Reflecting on my learning over the past twelve weeks, I asked myself what is the moral to this story? How will I move forward in my teaching practice to integrate technology in an effective manner that encompasses all that digital citizenship entails? Borrowing some familiar words from Aesop, here are a few of the lessons I have learned about Digital Citizenship:
1. Don’t judge a book by its cover.
The term ‘Digital Native’ does not equal ‘Digital Expert’. Growing up ‘wired’ and ‘connected’ does not mean today’s students will automatically become effective and ethical users of technology. I need to explicitly teach students how to appropriately use technology to create, share and analyze information.

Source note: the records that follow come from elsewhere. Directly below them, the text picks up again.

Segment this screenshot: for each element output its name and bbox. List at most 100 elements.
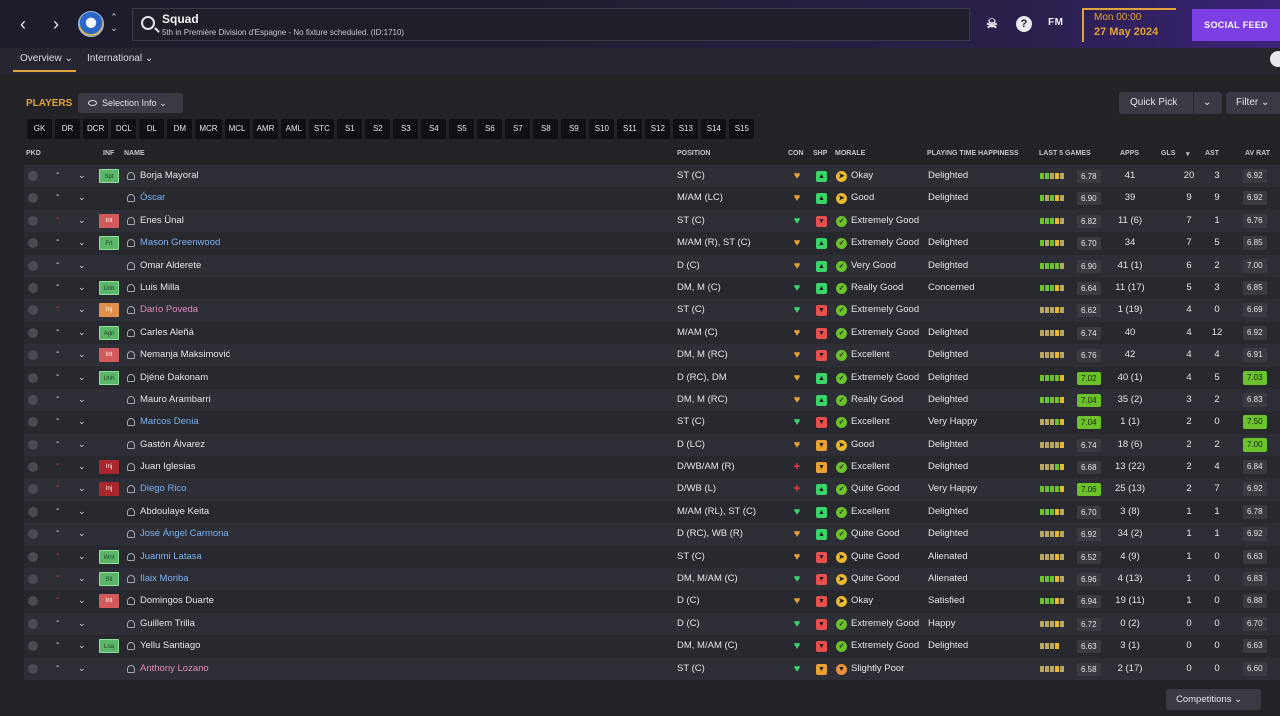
table-row[interactable]: - ⌄ Frt Mason Greenwood M/AM (R), ST (C) ♥ ▲ ✓ E… bbox=[24, 232, 1280, 255]
table-row[interactable]: - ⌄ Spt Borja Mayoral ST (C) ♥ ▲ ➤ Okay Delighted… bbox=[24, 165, 1280, 188]
col-position[interactable]: POSITION bbox=[677, 150, 710, 157]
penalty-kick-indicator-icon[interactable] bbox=[28, 350, 38, 361]
forward-arrow-icon[interactable]: › bbox=[44, 12, 68, 36]
penalty-kick-indicator-icon[interactable] bbox=[28, 484, 38, 495]
table-row[interactable]: - ⌄ José Ángel Carmona D (RC), WB (R) ♥ ▲ ✓ Qui… bbox=[24, 523, 1280, 546]
table-row[interactable]: - ⌄ Anthony Lozano ST (C) ♥ ▼ ▼ Slightly Poor 6.… bbox=[24, 657, 1280, 680]
penalty-kick-indicator-icon[interactable] bbox=[28, 305, 38, 316]
table-row[interactable]: - ⌄ Int Enes Ünal ST (C) ♥ ▼ ✓ Extremely Good 6.8… bbox=[24, 209, 1280, 233]
table-row[interactable]: - ⌄ Inj Diego Rico D/WB (L) ✚ ▲ ✓ Quite Good Very… bbox=[24, 478, 1280, 501]
penalty-kick-indicator-icon[interactable] bbox=[28, 238, 38, 249]
penalty-kick-indicator-icon[interactable] bbox=[28, 417, 38, 428]
table-row[interactable]: - ⌄ Wnt Juanmi Latasa ST (C) ♥ ▼ ➤ Quite Good Ali… bbox=[24, 545, 1280, 569]
position-filter-s6[interactable]: S6 bbox=[477, 119, 503, 139]
table-row[interactable]: - ⌄ Int Domingos Duarte D (C) ♥ ▼ ➤ Okay Satisfie… bbox=[24, 590, 1280, 613]
social-feed-button[interactable]: SOCIAL FEED bbox=[1192, 9, 1280, 41]
fm-logo[interactable]: FM bbox=[1048, 17, 1063, 28]
penalty-kick-indicator-icon[interactable] bbox=[28, 596, 38, 607]
penalty-kick-indicator-icon[interactable] bbox=[28, 641, 38, 652]
chevron-down-icon[interactable]: ⌄ bbox=[78, 439, 86, 450]
chevron-down-icon[interactable]: ⌄ bbox=[78, 215, 86, 226]
continue-date[interactable]: Mon 00:00 27 May 2024 bbox=[1082, 8, 1176, 42]
position-filter-s4[interactable]: S4 bbox=[421, 119, 447, 139]
chevron-down-icon[interactable]: ⌄ bbox=[78, 618, 86, 629]
position-filter-s15[interactable]: S15 bbox=[729, 119, 755, 139]
table-row[interactable]: - ⌄ Gastón Álvarez D (LC) ♥ ▼ ➤ Good Delighted 6.… bbox=[24, 433, 1280, 457]
info-badge[interactable]: Agn bbox=[99, 325, 119, 340]
sort-descending-icon[interactable]: ▾ bbox=[1186, 150, 1190, 158]
col-name[interactable]: NAME bbox=[124, 150, 145, 157]
penalty-kick-indicator-icon[interactable] bbox=[28, 551, 38, 562]
selection-info-button[interactable]: Selection Info ⌄ bbox=[78, 93, 183, 113]
player-name[interactable]: Gastón Álvarez bbox=[140, 439, 205, 450]
player-name[interactable]: Mason Greenwood bbox=[140, 237, 220, 248]
position-filter-dcl[interactable]: DCL bbox=[111, 119, 137, 139]
table-row[interactable]: - ⌄ Slt Ilaix Moriba DM, M/AM (C) ♥ ▼ ➤ Quite Go… bbox=[24, 568, 1280, 591]
chevron-down-icon[interactable]: ⌄ bbox=[78, 595, 86, 606]
info-badge[interactable]: Wnt bbox=[99, 549, 119, 564]
penalty-kick-indicator-icon[interactable] bbox=[28, 462, 38, 473]
position-filter-s9[interactable]: S9 bbox=[561, 119, 587, 139]
chevron-down-icon[interactable]: ⌄ bbox=[78, 349, 86, 360]
player-name[interactable]: José Ángel Carmona bbox=[140, 528, 229, 539]
info-badge[interactable]: Int bbox=[99, 348, 119, 363]
penalty-kick-indicator-icon[interactable] bbox=[28, 260, 38, 271]
player-name[interactable]: Diego Rico bbox=[140, 483, 186, 494]
position-filter-s5[interactable]: S5 bbox=[449, 119, 475, 139]
info-badge[interactable]: Spt bbox=[99, 169, 119, 183]
position-filter-s12[interactable]: S12 bbox=[645, 119, 671, 139]
chevron-down-icon[interactable]: ⌄ bbox=[78, 260, 86, 271]
tab-overview[interactable]: Overview ⌄ bbox=[20, 53, 73, 64]
chevron-down-icon[interactable]: ⌄ bbox=[78, 640, 86, 651]
info-badge[interactable]: Inj bbox=[99, 482, 119, 497]
club-switch-arrows-icon[interactable]: ⌃ ⌄ bbox=[108, 12, 120, 36]
position-filter-s10[interactable]: S10 bbox=[589, 119, 615, 139]
penalty-kick-indicator-icon[interactable] bbox=[28, 372, 38, 383]
table-row[interactable]: - ⌄ Unh Luis Milla DM, M (C) ♥ ▲ ✓ Really Good Co… bbox=[24, 276, 1280, 300]
col-shp[interactable]: SHP bbox=[813, 150, 827, 157]
skull-icon[interactable]: ☠ bbox=[984, 16, 1000, 32]
penalty-kick-indicator-icon[interactable] bbox=[28, 171, 38, 181]
position-filter-dl[interactable]: DL bbox=[139, 119, 165, 139]
penalty-kick-indicator-icon[interactable] bbox=[28, 506, 38, 517]
chevron-down-icon[interactable]: ⌄ bbox=[78, 416, 86, 427]
position-filter-dcr[interactable]: DCR bbox=[83, 119, 109, 139]
position-filter-s7[interactable]: S7 bbox=[505, 119, 531, 139]
player-name[interactable]: Domingos Duarte bbox=[140, 595, 214, 606]
chevron-down-icon[interactable]: ⌄ bbox=[78, 304, 86, 315]
position-filter-stc[interactable]: STC bbox=[309, 119, 335, 139]
position-filter-dm[interactable]: DM bbox=[167, 119, 193, 139]
player-name[interactable]: Darío Poveda bbox=[140, 304, 198, 315]
info-badge[interactable]: Frt bbox=[99, 236, 119, 251]
player-name[interactable]: Luis Milla bbox=[140, 282, 180, 293]
penalty-kick-indicator-icon[interactable] bbox=[28, 215, 38, 226]
col-playing-time-happiness[interactable]: PLAYING TIME HAPPINESS bbox=[927, 150, 1019, 157]
player-name[interactable]: Anthony Lozano bbox=[140, 663, 209, 674]
position-filter-s11[interactable]: S11 bbox=[617, 119, 643, 139]
penalty-kick-indicator-icon[interactable] bbox=[28, 663, 38, 674]
position-filter-s3[interactable]: S3 bbox=[393, 119, 419, 139]
info-badge[interactable]: Slt bbox=[99, 572, 119, 587]
position-filter-s8[interactable]: S8 bbox=[533, 119, 559, 139]
player-name[interactable]: Guillem Trilla bbox=[140, 618, 195, 629]
col-gls[interactable]: GLS bbox=[1161, 150, 1175, 157]
player-name[interactable]: Marcos Denia bbox=[140, 416, 199, 427]
info-badge[interactable]: Int bbox=[99, 213, 119, 228]
table-row[interactable]: - ⌄ Unh Djéné Dakonam D (RC), DM ♥ ▲ ✓ Extremely… bbox=[24, 366, 1280, 389]
position-filter-aml[interactable]: AML bbox=[281, 119, 307, 139]
table-row[interactable]: - ⌄ Int Nemanja Maksimović DM, M (RC) ♥ ▼ ✓ Exce… bbox=[24, 344, 1280, 367]
table-row[interactable]: - ⌄ Abdoulaye Keita M/AM (RL), ST (C) ♥ ▲ ✓ Exc… bbox=[24, 500, 1280, 524]
player-name[interactable]: Abdoulaye Keita bbox=[140, 506, 209, 517]
player-name[interactable]: Enes Ünal bbox=[140, 215, 184, 226]
player-name[interactable]: Nemanja Maksimović bbox=[140, 349, 230, 360]
info-badge[interactable]: Inj bbox=[99, 303, 119, 318]
position-filter-gk[interactable]: GK bbox=[27, 119, 52, 139]
quick-pick-button[interactable]: Quick Pick ⌄ bbox=[1119, 92, 1222, 114]
col-last-5-games[interactable]: LAST 5 GAMES bbox=[1039, 150, 1091, 157]
player-name[interactable]: Borja Mayoral bbox=[140, 170, 199, 181]
penalty-kick-indicator-icon[interactable] bbox=[28, 529, 38, 540]
player-name[interactable]: Óscar bbox=[140, 192, 165, 203]
side-panel-toggle-icon[interactable] bbox=[1270, 51, 1280, 67]
table-row[interactable]: - ⌄ Inj Darío Poveda ST (C) ♥ ▼ ✓ Extremely Good… bbox=[24, 299, 1280, 322]
position-filter-s2[interactable]: S2 bbox=[365, 119, 391, 139]
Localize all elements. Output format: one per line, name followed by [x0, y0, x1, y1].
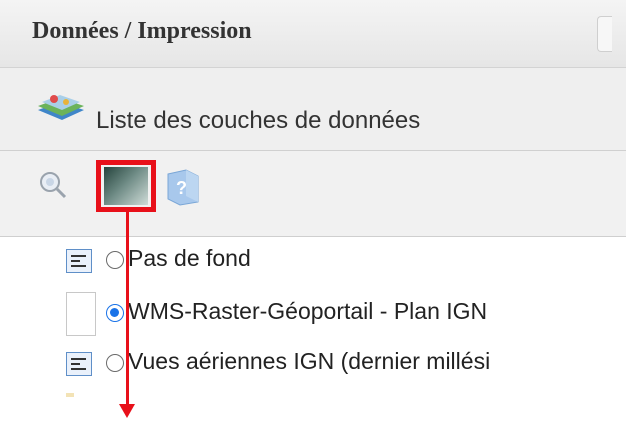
layers-icon — [38, 95, 84, 120]
annotation-arrow-line — [126, 212, 129, 408]
section-title: Liste des couches de données — [96, 107, 421, 134]
svg-text:?: ? — [176, 178, 187, 198]
layer-radio[interactable] — [106, 251, 124, 269]
divider-mark — [66, 393, 74, 397]
legend-placeholder — [66, 292, 96, 336]
background-tool-button[interactable] — [96, 160, 156, 212]
legend-icon[interactable] — [66, 352, 92, 376]
annotation-arrow-head-icon — [119, 404, 135, 418]
layer-label: Pas de fond — [128, 245, 251, 271]
layer-radio[interactable] — [106, 304, 124, 322]
layer-toolbar — [0, 151, 626, 237]
layer-row: WMS-Raster-Géoportail - Plan IGN — [66, 292, 626, 336]
layer-radio[interactable] — [106, 354, 124, 372]
layer-label: WMS-Raster-Géoportail - Plan IGN — [128, 298, 488, 324]
layer-row: Pas de fond — [66, 245, 626, 283]
panel-title: Données / Impression — [32, 18, 252, 44]
layer-label: Vues aériennes IGN (dernier millési — [128, 348, 491, 374]
header-collapse-button[interactable] — [597, 16, 612, 52]
layer-row: Vues aériennes IGN (dernier millési — [66, 348, 626, 386]
zoom-icon[interactable] — [38, 170, 68, 200]
help-icon[interactable]: ? — [166, 168, 200, 206]
legend-icon[interactable] — [66, 249, 92, 273]
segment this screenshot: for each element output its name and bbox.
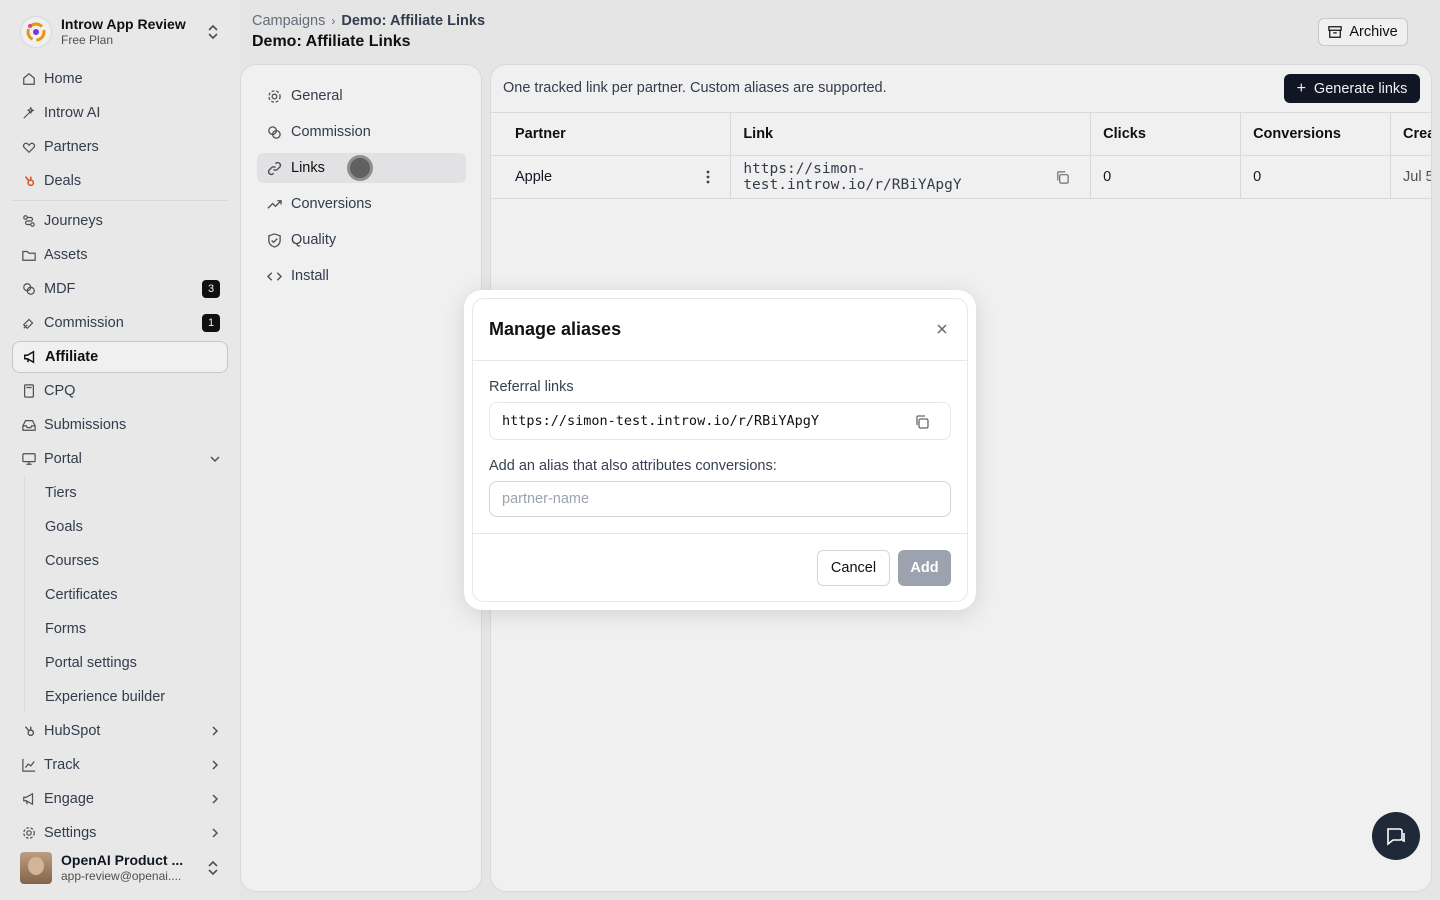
close-icon[interactable] (935, 322, 949, 336)
referral-link-field: https://simon-test.introw.io/r/RBiYApgY (489, 402, 951, 440)
dialog-divider (473, 360, 967, 361)
referral-links-label: Referral links (489, 379, 574, 395)
chat-button[interactable] (1372, 812, 1420, 860)
alias-input[interactable] (489, 481, 951, 517)
dialog-divider (473, 533, 967, 534)
add-button[interactable]: Add (898, 550, 951, 586)
copy-icon[interactable] (914, 414, 930, 430)
manage-aliases-dialog: Manage aliases Referral links https://si… (464, 290, 976, 610)
cancel-button[interactable]: Cancel (817, 550, 890, 586)
dialog-title: Manage aliases (489, 319, 622, 339)
chat-icon (1387, 828, 1405, 846)
dialog-card: Manage aliases Referral links https://si… (472, 298, 968, 602)
referral-link-url: https://simon-test.introw.io/r/RBiYApgY (502, 413, 819, 429)
alias-label: Add an alias that also attributes conver… (489, 458, 777, 474)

The components of digital citizenship, must be an intentional part of my teaching practice.
2. Birds of a feather flock together.
Hollandsworth, Dowdy, & Donovan (2011) ask, “Who represents the village for our youth, as it relates to digital citizenship? Will it be parents, teachers, administrators, academics, technology professionals, media specialists, or students?” (p. 37). The answer is all of us. Teachers students, parents, the global community – we must work collaboratively, building relationships based on reciprocity, to develop all of our digital skills and literacies.
3. Look before you leap.
Student needs, teacher professional development, cost, privacy, equity of access, available infrastructure… there is much to consider before implementing the use of digital technology in the classroom.
There is also a great deal for our students to think about and understand, such as digital etiquette, copyright laws, safety, security and health. All of these areas require critical thinking skills. We must model critical thinking and teach our students to be thoughtful when using technology, taking into account the potential impact of actions and decisions on ourselves, each other, and the environment.
4. Slow and steady wins the race.
Perhaps most importantly, I have learned the importance of patience and perseverance. “Real and meaningful change, and real and substantial learning, require realistic and extended investments of time and resources.” (McGrath, Karabas, & Willis, 2011, p. 21). We must keep going, one step at a time, towards responsible, well-informed and active citizenship in the digital world.
What lessons will guide you in promoting digital citizenship?
Hollandsworth, R., Dowdy, L., & Donovan, J. (2011). Digital Citizenship in K-12: It Takes a Village. Techtrends: Linking Research And Practice To Improve Learning, 55(4), 37-47.
McGrath, J., Karabas, G., & Willis, J. (2011). From tpack concept to tpack practice: an analysis of the suitability and usefulness of the concept as a guide in the real world of teacher Development. International Journal Of Technology In Teaching & Learning, 7(1), 1-23.